Bioindicatori per rilevare uno stress ambientale: pubblicato studio della Lub

Bioindicatori per segnalare lo stress ambientale di un ecosistema. E’ Made in Alto Adige la nuova metodologia, appena pubblicata,  per effettuare rilevazioni di precisione sul livello di inquinamento di un’area naturale. Lo studio, che fa riferimento a campionamenti in Cina, che ora vengono ripetuti anche in Alto Adige, è appena stato reso pubblico alla comunità scientifica su una delle più prestigiose riviste interdisciplinari, Science of the Total Environment.
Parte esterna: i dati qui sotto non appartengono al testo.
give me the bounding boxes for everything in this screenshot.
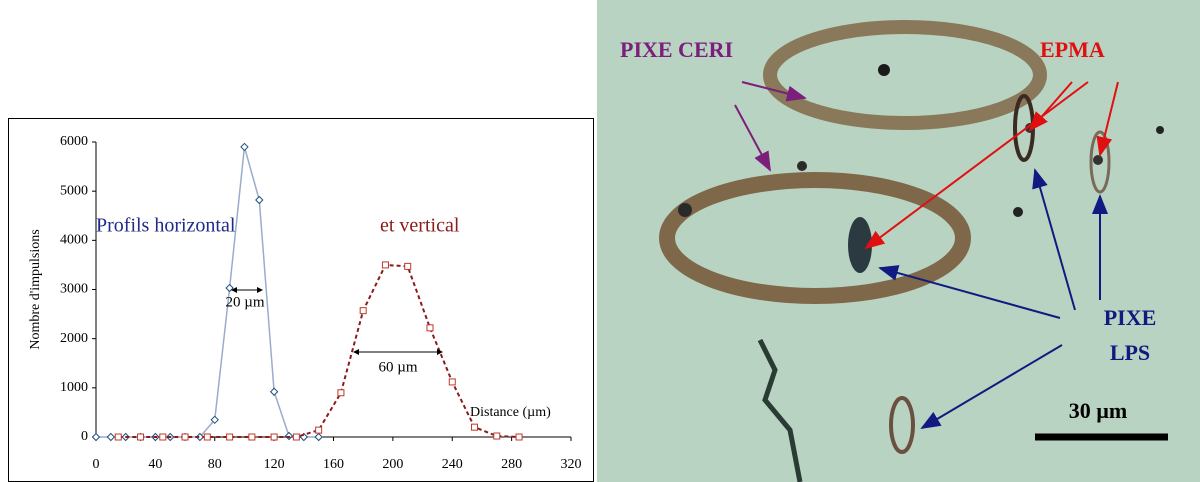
marker [91, 432, 101, 442]
photo-label: PIXE [1104, 305, 1157, 330]
marker [471, 423, 479, 431]
marker [359, 307, 367, 315]
marker [426, 324, 434, 332]
marker [248, 433, 256, 441]
y-tick-label: 6000 [60, 134, 88, 149]
chart-frame [8, 118, 594, 482]
x-tick-label: 0 [93, 457, 100, 472]
spot [1013, 207, 1023, 217]
annotation: et vertical [380, 215, 460, 237]
x-tick-label: 200 [382, 457, 403, 472]
marker [210, 415, 219, 424]
x-tick-label: 80 [208, 457, 222, 472]
spot [1093, 155, 1103, 165]
y-tick-label: 0 [81, 429, 88, 444]
x-tick-label: 280 [501, 457, 522, 472]
marker [159, 433, 167, 441]
y-tick-label: 3000 [60, 282, 88, 297]
marker [240, 142, 249, 152]
spot [878, 64, 890, 76]
marker [515, 433, 523, 441]
marker [337, 389, 345, 397]
arrow [1028, 81, 1073, 132]
marker [315, 426, 323, 434]
photo-label: LPS [1110, 340, 1150, 365]
arrow [741, 81, 807, 102]
marker [292, 433, 300, 441]
marker [181, 433, 189, 441]
marker [270, 433, 278, 441]
y-tick-label: 2000 [60, 331, 88, 346]
x-tick-label: 40 [148, 457, 162, 472]
beam-ring [763, 20, 1047, 130]
chart: 0 1000 2000 3000 4000 5000 6000 0 40 80 120 160 200 2… [28, 134, 581, 472]
spot [678, 203, 692, 217]
marker [255, 195, 264, 205]
marker [137, 433, 145, 441]
photo-label: EPMA [1040, 37, 1105, 62]
annotation: 60 µm [378, 359, 417, 375]
x-tick-label: 320 [561, 457, 582, 472]
scale-label: 30 µm [1069, 398, 1128, 423]
marker [269, 387, 279, 396]
annotation: Distance (µm) [470, 405, 551, 420]
marker [226, 433, 234, 441]
x-tick-label: 240 [442, 457, 463, 472]
marker [493, 432, 501, 440]
arrow [734, 104, 771, 172]
photo: PIXE CERI EPMA PIXE LPS 30 µm [597, 0, 1200, 482]
arrow [920, 344, 1063, 430]
marker [225, 283, 234, 293]
marker [404, 262, 412, 270]
photo-label: PIXE CERI [620, 37, 733, 62]
annotation: 20 µm [225, 294, 264, 310]
marker [195, 432, 205, 442]
marker [106, 432, 116, 442]
marker [114, 433, 122, 441]
y-axis-title: Nombre d'impulsions [28, 229, 43, 349]
x-tick-label: 120 [264, 457, 285, 472]
crater [889, 396, 915, 454]
spot [1156, 126, 1164, 134]
marker [314, 432, 323, 442]
x-tick-label: 160 [323, 457, 344, 472]
y-tick-label: 1000 [60, 380, 88, 395]
y-tick-label: 5000 [60, 183, 88, 198]
arrow [1032, 168, 1076, 311]
debris [757, 338, 803, 482]
arrow [878, 265, 1061, 319]
arrow [864, 81, 1089, 250]
marker [203, 433, 211, 441]
beam-ring [659, 172, 971, 304]
y-tick-label: 4000 [60, 233, 88, 248]
crater [1089, 130, 1111, 194]
marker [381, 261, 389, 269]
spot [797, 161, 807, 171]
marker [448, 378, 456, 386]
arrow [1096, 81, 1119, 157]
annotation: Profils horizontal [96, 215, 236, 237]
La ricerca è opera di un team della Libera Università di Bolzano composto dal professor Lorenzo Brusetti e del ricercatore Luigimaria Borruso, microbiologi della Facoltà di Scienze e Tecnologie della Lub. Sono loro ad aver sperimentato l’impiego degli integroni di classe 1 (frammenti di DNA batterico che possono essere definiti come “organismi sentinella” e la cui presenza denuncia l’esistenza di uno stress ambientale) nell’analisi dei terreni contaminati nella regione della città di Zhangye, nella provincia cinese di Gansu, una zona molto inquinata a causa dell’abuso di antibiotici e pesticidi in agricoltura, degli scarti delle lavorazioni industriali e dell’elevata urbanizzazione. Esperimenti che ora il team sta ripetendo in Alto Adige e Trentino.

L’importanza dell’esperimento è data dall’utilizzo dei bioindicatori. I metodi per rilevare l’inquinamento di un ambiente sono infatti solitamente di natura chimica o biologica. Nel primo caso, la tradizionale analisi rileva gli elementi chimici presenti nei terreni, nell’aria o nell’acqua, ma perde di vista gli effetti sinergici degli elementi inquinanti. Un elemento, infatti, se da solo potrebbe essere innocuo o poco tossico, associato ad altri può in realtà rivelarsi dannoso.

Dal punto di vista biologico invece “usando bioindicatori come gli integroni di classe 1, possiamo dire con precisione se una zona è inquinata o meno e se ci sono sinergie potenzialmente pericolose per la salute umana”, spiegano Brusetti e Borruso. Grazie a questo esperimento si potrà capire se esiste un problema di resistenza da antibiotici o un’eccessiva concentrazione di metalli pesanti. La problematica dell’inquinamento da antibiotici, che favorisce lo sviluppo di resistenze, è tra le questioni che attualmente stanno sollevando maggior interesse nel mondo della medicina e della ricerca scientifica. L’OMS stima che, in assenza di misure di contenimento dell’uso di antibiotici in contesti medici e agricoli, nel 2050, ogni anno, 10 milioni di persone saranno esposte al rischio di morte.

“Una verifica di questo tipo ci permette di capire immediatamente se siamo in presenza di inquinamento da antibiotici, da metalli pesanti e se ci sono resistenze che possono trasmettersi orizzontalmente, da individuo a individuo, mettendo quindi queste importanti informazioni ambientali e sanitarie a disposizione delle autorità”, affermano i due scienziati. La ricerca di Brusetti e Borruso in futuro potrebbe rendere più efficace, meno costoso e più veloce, individuare uno stress ambientale, soprattutto per quanto riguarda gli inquinamenti emergenti come quelli dovuti all’uso degli antibiotici.